On an optimistic note

Transport sector is prime mover of the economy. India records comparatively higher logistics to GDP ratio percentages and this is a definite comparative disadvantage. As a nation we need to optimize on that front. Both goods and human travel are important components of national efforts using logistics. In any field, we can’t afford to have business discontinuities for long. Better continue to walk and even against the odds. Thus, immediate goal is to commence the operations again and at the earliest. This needs to happen without winner/loser identification and obvious loss of face associated with such efforts.

Truce has to happen in a dignified manner which is acceptable to all the stakeholders. Economical profit won’t define the entirety of the value that is getting generated by the organization, given its contribution in reducing the per capita emissions and reducing the requirement of per capita road space. These become even more value adding in urban spaces that are already choking under the heavy clouds of pollution and witnessing bumper-to-bumper traffic. These are big ticket achievement metrics from sustainability perspective too.

Professionalizing the management of RTCs including having a full-time sectoral experienced CEO/MD, having necessary leadership guidance through highly qualified & ethically sensitive boards, vesting operational autonomy with the corporation, and most importantly immunizing the corporation against the political interference of any sort shall address the problems of the corporations in the medium term. Last point of lack of political interference is a mandatory condition for such enterprises to survive and succeed. AMUL is one such shining example where it was allowed to flourish in non-political eco-system. Late Shri Tribhuvandas Patel ensured such a neutral and safe ground for the startup of 1940s. This needs to be replicated in case of RTCs too.

Leveraging the power of information systems, promoting transparency, and ensuring better governance shall align the interests of all right-thinking stakeholders.

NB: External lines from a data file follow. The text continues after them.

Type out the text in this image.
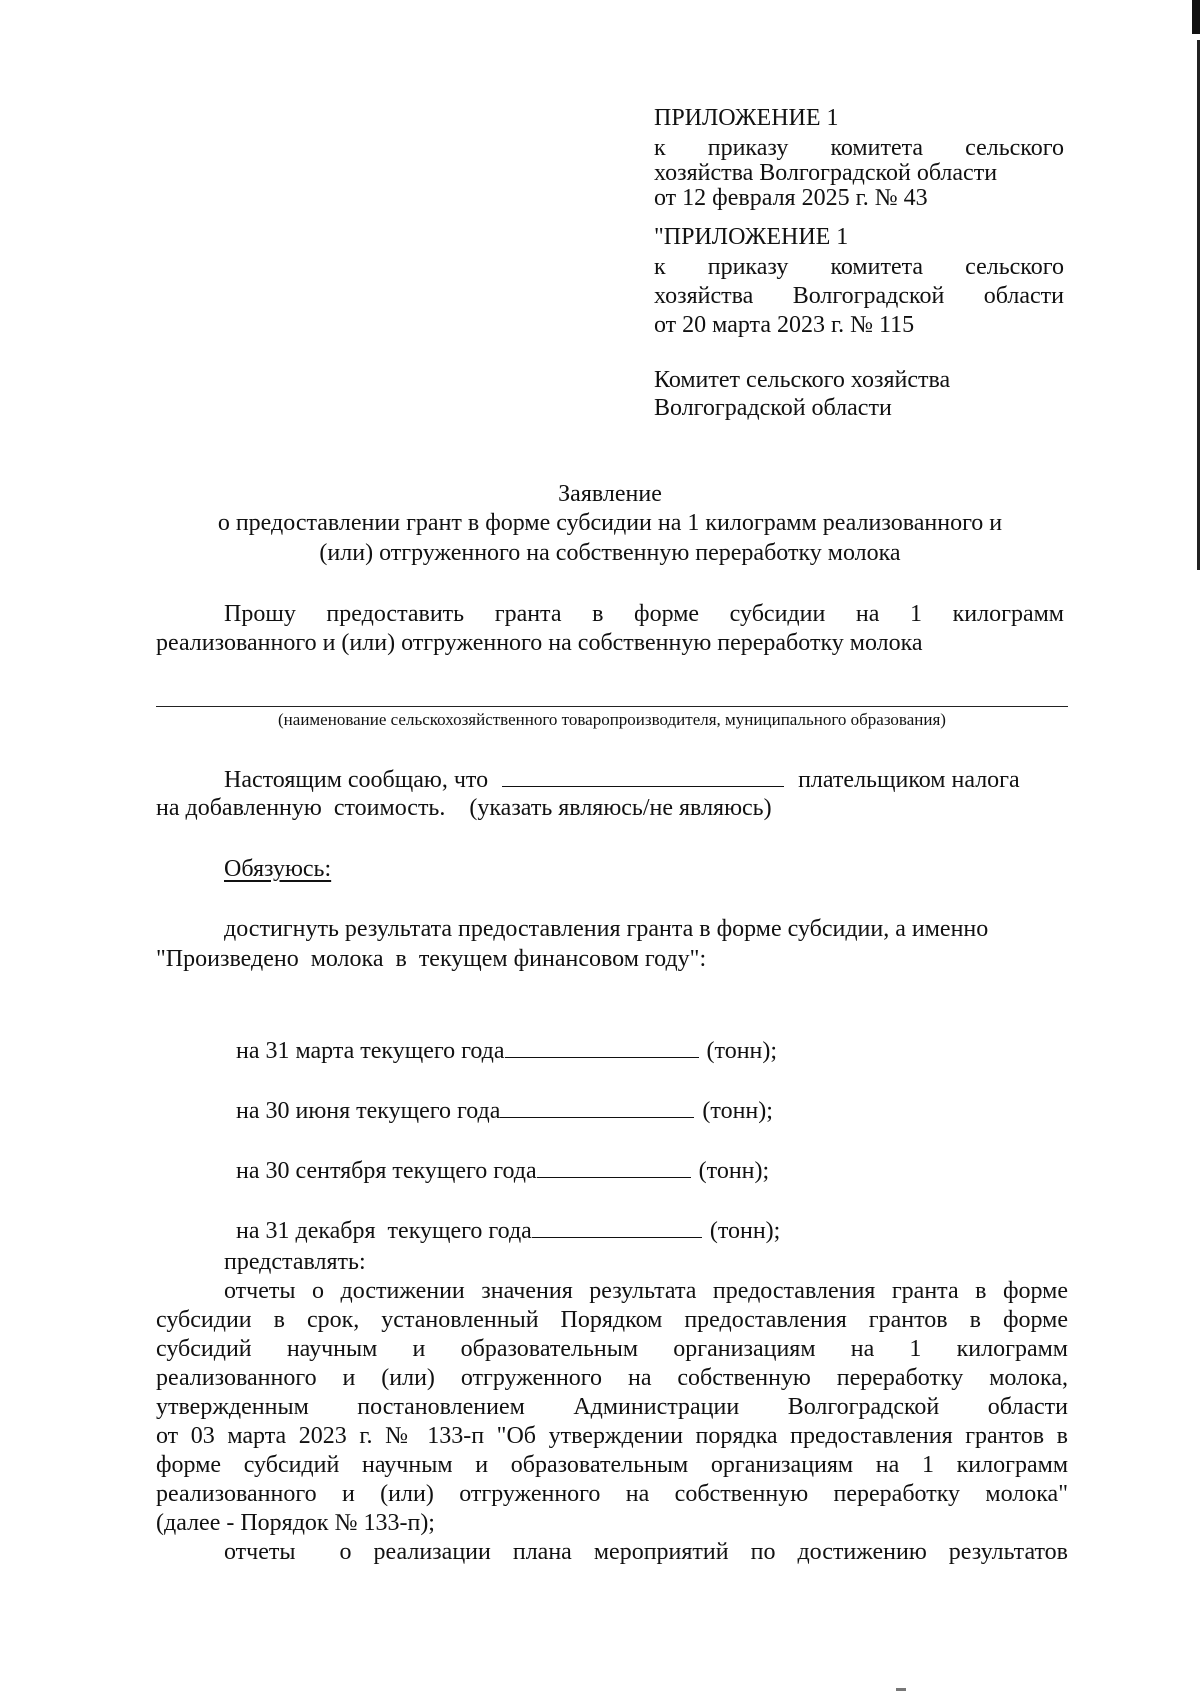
ПРИЛОЖЕНИЕ 1
к приказу комитета сельского
хозяйства Волгоградской области
от 12 февраля 2025 г. № 43
"ПРИЛОЖЕНИЕ 1
к приказу комитета сельского
хозяйства Волгоградской области
от 20 марта 2023 г. № 115
Комитет сельского хозяйства
Волгоградской области
Заявление
о предоставлении грант в форме субсидии на 1 килограмм реализованного и
(или) отгруженного на собственную переработку молока
Прошу предоставить гранта в форме субсидии на 1 килограмм
реализованного и (или) отгруженного на собственную переработку молока
(наименование сельскохозяйственного товаропроизводителя, муниципального образования)
Настоящим сообщаю, что	плательщиком налога
на добавленную  стоимость.    (указать являюсь/не являюсь)
Обязуюсь:
достигнуть результата предоставления гранта в форме субсидии, а именно
"Произведено  молока  в  текущем финансовом году":

на 31 марта текущего года	(тонн);

на 30 июня текущего года	(тонн);

на 30 сентября текущего года	(тонн);

на 31 декабря  текущего года	(тонн);

представлять:
отчеты о достижении значения результата предоставления гранта в форме
субсидии в срок, установленный Порядком предоставления грантов в форме
субсидий научным и образовательным организациям на 1 килограмм
реализованного и (или) отгруженного на собственную переработку молока,
утвержденным постановлением Администрации Волгоградской области
от 03 марта 2023 г. № 133-п "Об утверждении порядка предоставления грантов в
форме субсидий научным и образовательным организациям на 1 килограмм
реализованного и (или) отгруженного на собственную переработку молока"
(далее - Порядок № 133-п);
отчеты  о реализации плана мероприятий по достижению результатов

Then, winning over the employees shall be a step away. The hand that promises the professional operations to these institutions needs to be extended and subsequent walking-the-talk has to be ensured. Trust develops then and trust ensures subsequent execution with ease. Statesmanship and vision are required qualities for handling the current and similar situations. In many a case, getting qualified and well-intending advisors may be just a call away. To begin the earnest transformational journey and succeed over years, this may be the first important step to be taken. And the rest shall follow.